0.1 wavelength = 57.9ft.

 

[druidhillsradio]

"To put this in a little more useful perspective, here are the radial lengths for 0.1 wavelength for the common Part 15 AM frequency range. In actual practice, 61 ft. would be a good radial length choice for a ground mounted 3 meter antenna with 15 radials operating anywhere in the range from 1500 kHz to 1700 kHz."

I know that conductor size makes little difference, but what about insulated vs uninsulated? At HF frequencies I generally see insulated wire used. Comments?

 

[audioguy]

The ARRL handbook text actually derives from the experimental work of John Stanley, K4ERO, which was originally published in the December 1976 issue of QST. The title of the article was "Optimum Ground Systems for Vertical Antennas".

Based on that article, I built a 16 radial system 0.1 wavelengths long for use with my 40m vertical. It seemed to work fairly well, although I had no means of testing its efficiency. In John's article, I believe he came to the conclusion that this system would only be 3 dB down from a "perfect" ground system, assuming the use of a full sized 1/4 wave radiator. This would not be true for the tiny 3m long antenna used by Part 15 AM systems.

I wish I had enough space for 60 foot radials, but unfortunately I don't. That would be nice!

 

[audioguy]

I forgot to comment on your question about insulation. Most authors I have read have concluded that insulated wire works pretty much the same as uninsulated wire. I prefer to use insulated #12 house wire for my radial systems, just because of the ease of working with it. You can pick up a 500' spool of #12 stranded at Home Depot at a very reasonable price, which great for experimenting.

 

[rfry]

Most authors I have read have concluded that insulated wire works pretty much the same as uninsulated wire.

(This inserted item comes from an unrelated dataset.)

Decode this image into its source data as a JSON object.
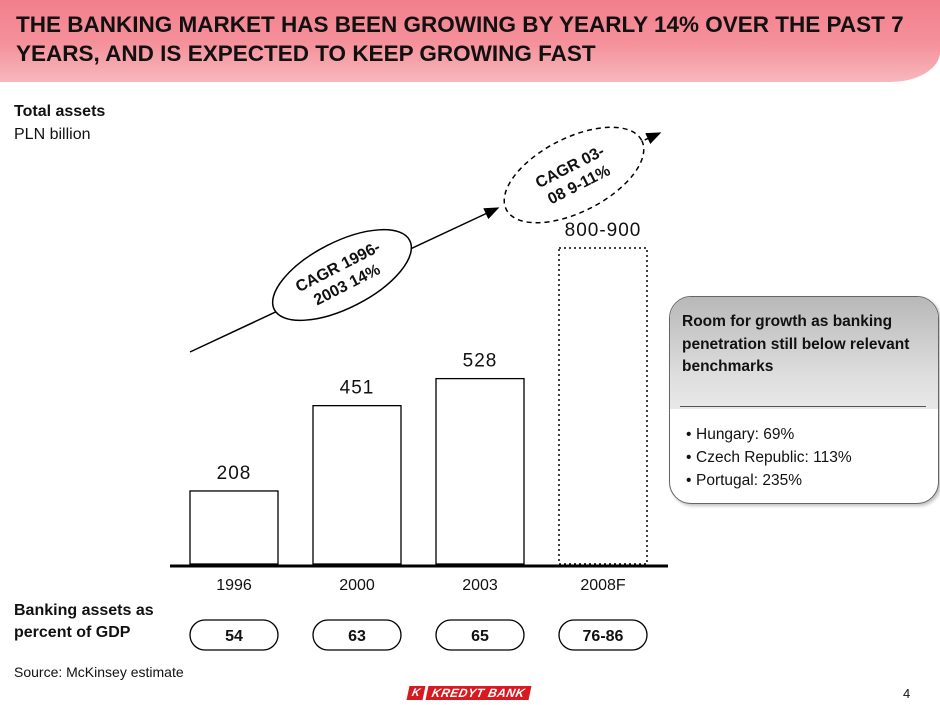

That is true as far as its r-f performance is concerned. But buried, insulated wire will not provide a very good ground connection for direct current, which means that static charges can build up on the part of the antenna system that is exposed above the earth (unless some other means is provided to prevent that).
//

 

[druidhillsradio]

Thanks Audioguy and Rich. I know that commercial AM'ers use uninsulated wire. I did not take into account bleeding off static charges. Makes perfect sense.

 

[audioguy]

For static/lightning protection, I prefer to rely on a driven ground system. My standard configuration is 3 or 4 8' ground rods at the base of the antenna. I like to put one directly under the antenna, and space the others several feet away. If you use four, you can have one right below the transmitter and the other three in a circle. This seems to have been pretty reliable for me. Again, this is not particularly for RF efficiency, but to protect my property.

 

[druidhillsradio]

I have been using 1/2 inch 10 foot copper tubing for ground rods. I use an old water hose with the end connector lopped off, and using a hose clamp, I attach the hose to one end of the tubing. Then I crank on the water and hose the pipe into the ground. When finished, I remove the hose and attach a clamp on grounding block. I'm good to go. the tubing is cheaper than the ground rods for Home Depot/Lowes.